The fuel price increase has been scrapped in the Autumn Budget while help is at hand for businesses, but the Chancellor warns that inflation could rise. Here’s our quick summary of the key points of the Autumn Budget.

Chancellor Rishi Sunak has declared a ‘new wave of optimism’ when announcing his Autumn Budget today. Sunak announced funding for new build homes, promising an investment of £24 billion to build new homes and £11.5 billion investment through the Affordable Homes Scheme. He also revealed £5 billion would be available to remove dangerous cladding from high rise buildings.

The Office for Budget Responsibility said that growth will be stronger than expected in next year, reducing the amount the Chancellor will need to borrow. It estimates that borrowing will fall from 7.9 per cent this year to 3.3 per cent next year.

However, the Chancellor has warned that inflation will rise further and says this will be due to the demand for goods and energy. It reached 3.1 per cent in September and is likely to rise further according to the Office for Budget Responsibility. It may rise to five per cent this year according to the Bank of England, which could result in interest rates going up.

Interest rates may rise

If interest rates increase, anyone on a fixed-rate mortgage deal will pay the same amount, but those on a variable rate will pay more. If you are concerned about rates going up and wondering whether to secure a new fixed-rate deal, our advice is to act swiftly. We’re here to help with mortgage advice so please contact us.

Council tax rates may set to rise over the next four years, with taxpayers anticipated to generate an extra £12.1 billion in council tax revenue.

The Chancellor has admitted that Britain faces challenging times and said the budget ‘does not draw a line under Covid’. However, he stressed that post-pandemic recovery is now underway.

Fuel duty rise scrapped

There was also good news for those concerned about the cost of fuel.

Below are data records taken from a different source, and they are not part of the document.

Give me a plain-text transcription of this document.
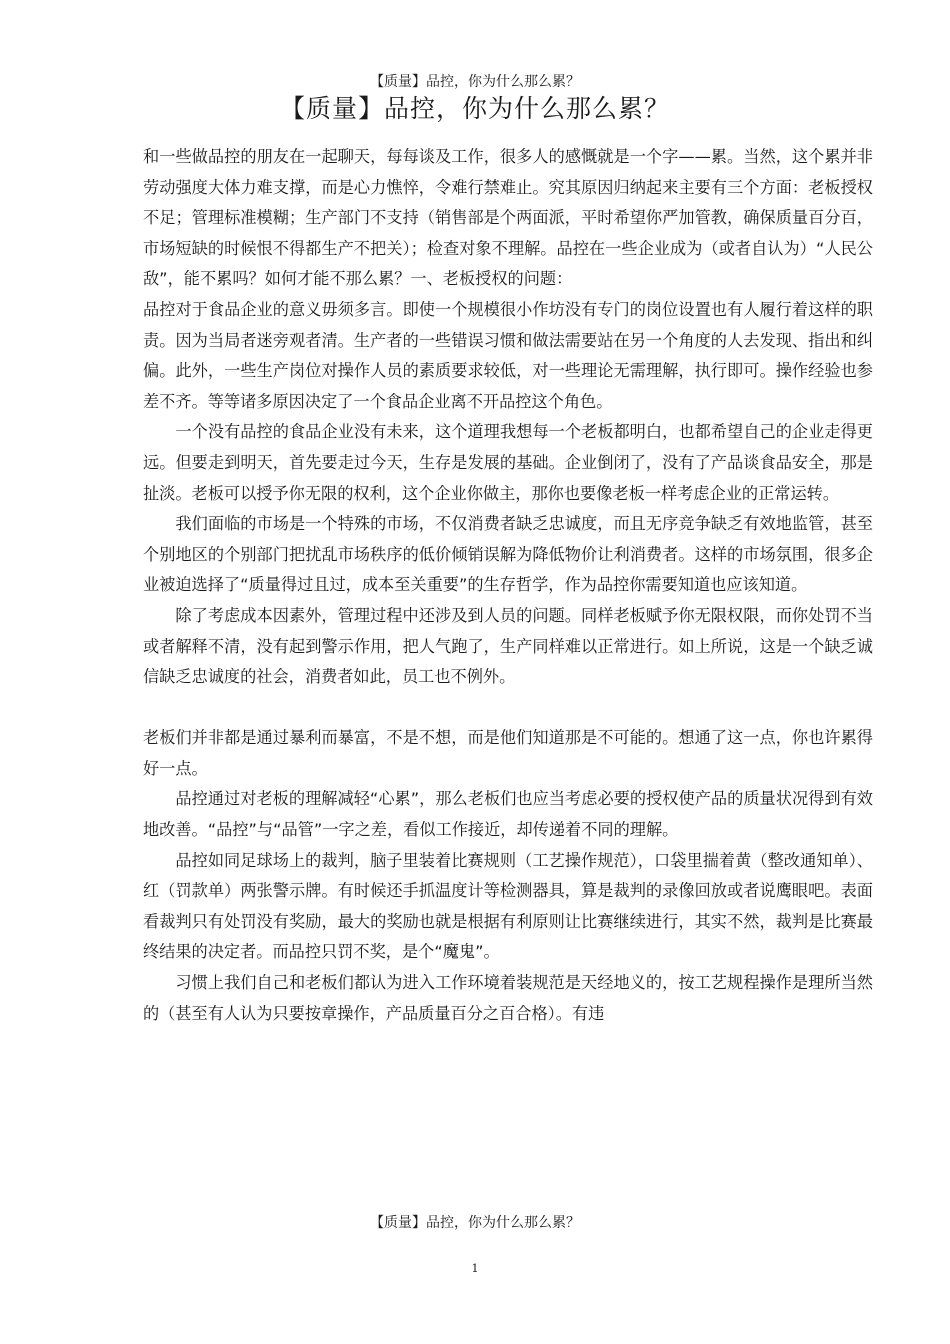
【质量】品控，你为什么那么累？
【质量】品控，你为什么那么累？

和一些做品控的朋友在一起聊天，每每谈及工作，很多人的感慨就是一个字——累。当然，这个累并非劳动强度大体力难支撑，而是心力憔悴，令难行禁难止。究其原因归纳起来主要有三个方面：老板授权不足；管理标准模糊；生产部门不支持（销售部是个两面派，平时希望你严加管教，确保质量百分百，市场短缺的时候恨不得都生产不把关）；检查对象不理解。品控在一些企业成为（或者自认为）“人民公敌”，能不累吗？如何才能不那么累？一、老板授权的问题：

品控对于食品企业的意义毋须多言。即使一个规模很小作坊没有专门的岗位设置也有人履行着这样的职责。因为当局者迷旁观者清。生产者的一些错误习惯和做法需要站在另一个角度的人去发现、指出和纠偏。此外，一些生产岗位对操作人员的素质要求较低，对一些理论无需理解，执行即可。操作经验也参差不齐。等等诸多原因决定了一个食品企业离不开品控这个角色。

一个没有品控的食品企业没有未来，这个道理我想每一个老板都明白，也都希望自己的企业走得更远。但要走到明天，首先要走过今天，生存是发展的基础。企业倒闭了，没有了产品谈食品安全，那是扯淡。老板可以授予你无限的权利，这个企业你做主，那你也要像老板一样考虑企业的正常运转。

我们面临的市场是一个特殊的市场，不仅消费者缺乏忠诚度，而且无序竞争缺乏有效地监管，甚至个别地区的个别部门把扰乱市场秩序的低价倾销误解为降低物价让利消费者。这样的市场氛围，很多企业被迫选择了“质量得过且过，成本至关重要”的生存哲学，作为品控你需要知道也应该知道。

除了考虑成本因素外，管理过程中还涉及到人员的问题。同样老板赋予你无限权限，而你处罚不当或者解释不清，没有起到警示作用，把人气跑了，生产同样难以正常进行。如上所说，这是一个缺乏诚信缺乏忠诚度的社会，消费者如此，员工也不例外。

老板们并非都是通过暴利而暴富，不是不想，而是他们知道那是不可能的。想通了这一点，你也许累得好一点。

品控通过对老板的理解减轻“心累”，那么老板们也应当考虑必要的授权使产品的质量状况得到有效地改善。“品控”与“品管”一字之差，看似工作接近，却传递着不同的理解。

品控如同足球场上的裁判，脑子里装着比赛规则（工艺操作规范），口袋里揣着黄（整改通知单）、红（罚款单）两张警示牌。有时候还手抓温度计等检测器具，算是裁判的录像回放或者说鹰眼吧。表面看裁判只有处罚没有奖励，最大的奖励也就是根据有利原则让比赛继续进行，其实不然，裁判是比赛最终结果的决定者。而品控只罚不奖，是个“魔鬼”。

习惯上我们自己和老板们都认为进入工作环境着装规范是天经地义的，按工艺规程操作是理所当然的（甚至有人认为只要按章操作，产品质量百分之百合格）。有违

【质量】品控，你为什么那么累？
1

Fuel prices are at their highest in years, but the Chancellor has confirmed he is scrapping the planned increase in fuel duty in which he says will save the average car driver £1900. Fuel duty has now been frozen at 57.95p per litre. The levy was set to increase to 60.79p per litre which would have meant an extra 3.5 per litre to pump prices after the addition of VAT.

‘With pump prices at record highs, now would have been the worst possible time to change tack and hike up costs still further at the forecourt,’ says Simon Williams from the RAC.

There will be no reduction in VAT on household energy bills, but the minimum wage will rise by 6.6 per cent, increasing to £9.50 per hour.

For businesses in retail and leisure, the Chancellor has announced a 50 per cent business rate discount for one year to help out the retail, hospitality, and leisure sectors. Businesses in these sectors could be eligible for a saving of up to £110,000. Business rates will also be re-evaluated every three years.